Smith couldn’t fault him that. He was an interloper. Billed as a man with much experience in what appeared to be impossible crimes, Smith was very much an outsider here. Still, there was work to be done. What Smith couldn’t tell the SAC was that this case would never be solved, not officially. The children would never be recovered, the parents forever wounded by the loss. Smith would eventually just disappear as quickly as he had appeared with none of the federal agents any the wiser for the experience. Sure, the disappearances would stop. They would have to. But no perpetrator would ever be brought to justice. It would go down in the books as yet another unsolved mystery. Officially.

Unofficially?

Smith would have to solve this with Elaine’s help and put a stop to it somehow.
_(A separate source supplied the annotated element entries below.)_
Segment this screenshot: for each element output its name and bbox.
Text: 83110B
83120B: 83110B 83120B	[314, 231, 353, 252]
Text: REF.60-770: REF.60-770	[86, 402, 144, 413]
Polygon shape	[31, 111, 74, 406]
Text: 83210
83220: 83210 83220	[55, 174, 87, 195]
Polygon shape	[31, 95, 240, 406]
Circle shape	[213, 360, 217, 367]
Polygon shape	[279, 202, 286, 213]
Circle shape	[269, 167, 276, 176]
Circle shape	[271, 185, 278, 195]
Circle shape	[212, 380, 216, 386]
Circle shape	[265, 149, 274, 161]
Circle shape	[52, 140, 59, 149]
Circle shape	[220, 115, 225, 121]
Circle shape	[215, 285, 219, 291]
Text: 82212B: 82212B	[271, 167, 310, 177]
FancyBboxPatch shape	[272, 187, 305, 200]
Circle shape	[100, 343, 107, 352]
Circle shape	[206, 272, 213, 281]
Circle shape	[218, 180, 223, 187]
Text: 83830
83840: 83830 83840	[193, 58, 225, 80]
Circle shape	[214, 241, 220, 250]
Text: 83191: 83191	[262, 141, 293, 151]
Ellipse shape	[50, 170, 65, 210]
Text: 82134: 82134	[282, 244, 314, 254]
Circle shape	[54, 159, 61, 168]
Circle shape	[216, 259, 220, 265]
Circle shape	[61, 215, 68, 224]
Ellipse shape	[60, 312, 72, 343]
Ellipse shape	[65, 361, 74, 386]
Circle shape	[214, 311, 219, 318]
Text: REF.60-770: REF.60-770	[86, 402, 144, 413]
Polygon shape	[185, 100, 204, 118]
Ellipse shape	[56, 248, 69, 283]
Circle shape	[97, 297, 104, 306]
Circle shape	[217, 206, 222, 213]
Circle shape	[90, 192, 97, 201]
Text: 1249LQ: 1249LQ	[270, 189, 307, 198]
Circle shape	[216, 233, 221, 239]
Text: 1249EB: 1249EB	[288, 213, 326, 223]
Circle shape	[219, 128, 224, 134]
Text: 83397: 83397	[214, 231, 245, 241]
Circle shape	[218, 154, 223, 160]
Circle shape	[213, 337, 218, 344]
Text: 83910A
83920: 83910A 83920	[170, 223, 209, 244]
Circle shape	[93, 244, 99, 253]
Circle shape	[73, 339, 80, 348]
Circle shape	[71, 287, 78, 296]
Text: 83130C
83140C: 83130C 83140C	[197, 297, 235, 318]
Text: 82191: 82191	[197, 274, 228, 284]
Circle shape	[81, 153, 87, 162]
He could call for backup, but it was frowned upon. Each Agent was expected to be totally self-sufficient. He would once again place himself between the ignorant masses and the awful things that occasionally surfaced to predate upon them. He would succeed or he would die.

Sometimes he wished it was the latter.

“Right now I’m as stumped as you are,” Smith lied. “I’ve seen some crazy things, but this pretty well takes the cake,” he fibbed. “As soon as I get some sort of handle on all of this, even if it sounds completely preposterous, you’ll be the first to hear it. At this point, even wild theories might get us to the truth.”

“Fuck truth,” Garrison said quietly as to not be overheard by the greiving parents. “I just want to find those kids. Alive.”

Smith just looked at the younger man, letting his habitually mournful expression do the talking.

“Shit,” Garrison breathed, shaking his head and just walking away. The young and hopeful hate hard truths.